Ack.
I was presenting the short form because the long forms of the argument has been presented so many times in this forum that the real silliness is we are doing it again with mostly the same partners in the conversation.
Essentially, for lack of a better term, unless there are contracts of some sort the system is in a caveat emptor mode of operation. A schema/DTD for some level of detail and complexity can make that better given all the tradeoffs of system types and costs. There are other and complementary or redundant means. The same arguments apply to JSON as to XML and if the XML systems do this better for some n of costs, XML is better. Otherwise, style, taste, affiliation, historical contexts, yadda yadda.
Berners-Lee is a theoretician. Practical production requires more sensible guidance than he is willing to afford. Not exactly news at 11. Liam is a better resource for that.
len
-----Original Message-----
Ghost? Boo! I have four other angles: 1) Test driven development. Before=as=so-soon-after-that-noone-notices you make some software, you make a test for it. If the document has a fixed structure, you can test by instances. If the document is semi-structured or recursive, your test specification has to allow those kinds of structures too: and for XML such a specification is called a schema.

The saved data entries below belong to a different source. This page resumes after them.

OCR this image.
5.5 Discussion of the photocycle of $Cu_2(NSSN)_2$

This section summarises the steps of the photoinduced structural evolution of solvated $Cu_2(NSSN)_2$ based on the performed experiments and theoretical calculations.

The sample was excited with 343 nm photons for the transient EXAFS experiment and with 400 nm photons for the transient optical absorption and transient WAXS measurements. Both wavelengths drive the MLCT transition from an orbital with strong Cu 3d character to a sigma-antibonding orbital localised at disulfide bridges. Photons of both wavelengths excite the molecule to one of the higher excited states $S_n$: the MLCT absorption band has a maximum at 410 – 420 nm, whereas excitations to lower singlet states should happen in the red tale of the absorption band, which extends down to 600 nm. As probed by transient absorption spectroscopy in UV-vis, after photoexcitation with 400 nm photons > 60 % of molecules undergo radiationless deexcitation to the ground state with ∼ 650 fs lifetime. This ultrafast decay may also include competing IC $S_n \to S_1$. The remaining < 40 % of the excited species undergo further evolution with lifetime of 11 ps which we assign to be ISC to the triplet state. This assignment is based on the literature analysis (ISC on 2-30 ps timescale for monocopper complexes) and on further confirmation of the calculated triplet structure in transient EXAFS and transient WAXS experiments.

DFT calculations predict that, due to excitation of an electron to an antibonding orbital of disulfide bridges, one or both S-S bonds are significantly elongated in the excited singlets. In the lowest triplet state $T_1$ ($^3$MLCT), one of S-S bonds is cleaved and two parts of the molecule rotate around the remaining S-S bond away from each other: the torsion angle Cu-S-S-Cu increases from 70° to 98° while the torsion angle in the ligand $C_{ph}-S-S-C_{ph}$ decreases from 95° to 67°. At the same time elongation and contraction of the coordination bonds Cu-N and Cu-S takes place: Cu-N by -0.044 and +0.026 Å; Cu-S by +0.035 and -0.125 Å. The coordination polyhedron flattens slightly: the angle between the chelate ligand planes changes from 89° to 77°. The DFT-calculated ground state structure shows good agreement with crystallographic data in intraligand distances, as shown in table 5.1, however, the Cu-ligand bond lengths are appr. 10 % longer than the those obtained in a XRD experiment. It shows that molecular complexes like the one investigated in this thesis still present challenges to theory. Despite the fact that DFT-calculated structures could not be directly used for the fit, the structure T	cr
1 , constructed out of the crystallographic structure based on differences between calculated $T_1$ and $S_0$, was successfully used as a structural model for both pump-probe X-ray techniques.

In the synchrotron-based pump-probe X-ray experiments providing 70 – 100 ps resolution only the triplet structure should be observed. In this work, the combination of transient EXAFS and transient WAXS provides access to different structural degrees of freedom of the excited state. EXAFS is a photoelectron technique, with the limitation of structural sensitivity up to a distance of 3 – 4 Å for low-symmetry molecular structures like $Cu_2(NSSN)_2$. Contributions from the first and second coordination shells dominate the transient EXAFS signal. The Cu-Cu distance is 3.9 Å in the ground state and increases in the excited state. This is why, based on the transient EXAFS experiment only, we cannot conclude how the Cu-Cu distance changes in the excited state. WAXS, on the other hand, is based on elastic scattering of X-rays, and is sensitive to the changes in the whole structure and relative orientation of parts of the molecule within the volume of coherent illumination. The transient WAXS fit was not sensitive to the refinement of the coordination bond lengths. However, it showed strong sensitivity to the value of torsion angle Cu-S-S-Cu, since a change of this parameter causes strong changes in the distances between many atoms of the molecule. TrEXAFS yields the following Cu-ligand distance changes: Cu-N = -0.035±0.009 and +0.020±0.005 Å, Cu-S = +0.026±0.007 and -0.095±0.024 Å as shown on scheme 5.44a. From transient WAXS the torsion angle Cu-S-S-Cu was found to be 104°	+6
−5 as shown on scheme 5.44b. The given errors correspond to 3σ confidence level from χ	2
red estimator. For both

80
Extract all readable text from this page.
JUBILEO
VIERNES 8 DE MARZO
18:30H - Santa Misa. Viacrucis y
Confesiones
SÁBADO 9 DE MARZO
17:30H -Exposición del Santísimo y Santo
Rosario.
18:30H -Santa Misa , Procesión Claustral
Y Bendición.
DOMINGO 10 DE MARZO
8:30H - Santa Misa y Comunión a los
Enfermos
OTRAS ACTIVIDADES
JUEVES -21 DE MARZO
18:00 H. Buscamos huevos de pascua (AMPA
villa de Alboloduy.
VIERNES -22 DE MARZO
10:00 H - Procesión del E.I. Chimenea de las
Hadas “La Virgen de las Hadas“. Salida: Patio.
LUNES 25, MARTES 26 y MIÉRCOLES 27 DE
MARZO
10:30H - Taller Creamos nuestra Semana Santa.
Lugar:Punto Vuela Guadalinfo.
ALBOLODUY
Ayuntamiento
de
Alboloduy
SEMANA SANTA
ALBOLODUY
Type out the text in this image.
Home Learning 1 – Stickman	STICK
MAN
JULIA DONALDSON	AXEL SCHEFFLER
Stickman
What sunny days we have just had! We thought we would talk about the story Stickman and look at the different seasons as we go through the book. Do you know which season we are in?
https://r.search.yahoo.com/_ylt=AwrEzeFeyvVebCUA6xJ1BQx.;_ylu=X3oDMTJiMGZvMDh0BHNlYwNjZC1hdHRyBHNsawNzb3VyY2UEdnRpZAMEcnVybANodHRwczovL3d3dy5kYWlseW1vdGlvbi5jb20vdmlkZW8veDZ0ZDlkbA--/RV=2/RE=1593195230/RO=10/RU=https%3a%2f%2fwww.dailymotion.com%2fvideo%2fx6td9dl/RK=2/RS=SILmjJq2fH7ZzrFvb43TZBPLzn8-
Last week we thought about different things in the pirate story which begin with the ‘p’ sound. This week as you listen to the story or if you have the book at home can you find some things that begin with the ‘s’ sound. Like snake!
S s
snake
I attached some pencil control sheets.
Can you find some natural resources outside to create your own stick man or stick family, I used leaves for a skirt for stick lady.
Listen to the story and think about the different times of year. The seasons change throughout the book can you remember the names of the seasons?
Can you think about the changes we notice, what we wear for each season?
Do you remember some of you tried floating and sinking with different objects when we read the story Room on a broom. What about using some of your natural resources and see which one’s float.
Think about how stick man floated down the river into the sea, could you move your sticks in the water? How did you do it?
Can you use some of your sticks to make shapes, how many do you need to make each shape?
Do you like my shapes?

2) Quality assurance. I work in a company with a globally distributed development and production system: (it is so big that US content architects may forget they have brother content architects in other countries when casually posting :-). We need mechanisms to know whether foreign or domestic, in-house or outsourced editorial or production staff is working to specification. In order to do that, we need some kind of specifications and way to test them: and again, such as specification is called a schema. We have used these to get down to Six Sigma levels of quality: how can you get down to 3.4 failures per million opportunities? 3) Conway's Law. A successful system must have sub-system boundaries that match the organization. Formalizing a boundary that matches internal organizational boundaries helps reduce communication costs. Formalizing a boundary within a team needs to allow flexibility, agility, otherwise it will get in the way.
4) Length of the workflow. If data is going from A-B, there is less reason for a schema. If data is going from A to B to C to A to D to E to F to B to G, then you start to have big coordination costs. And opportunities for errors made early not to be caught till late: a fatal flaw in many cases. The schema is the contract and documentation.
Where
I am closer to Simon's view than perhaps others may be, is that when we look at
the above 4 motivating cases for using schemas, then very often we do have some
known process involved. So in fact static tests of the input and output
documents are necessary but not sufficient: we need to check the input or
output document against facts in the outside world that may be controlled by
others or be dynamic (e.g., code lists) and we may need to check that
transformations have indeed preserved information (e.g. if there are 5 paras in
the input there should be 5 equivalent paras in the output).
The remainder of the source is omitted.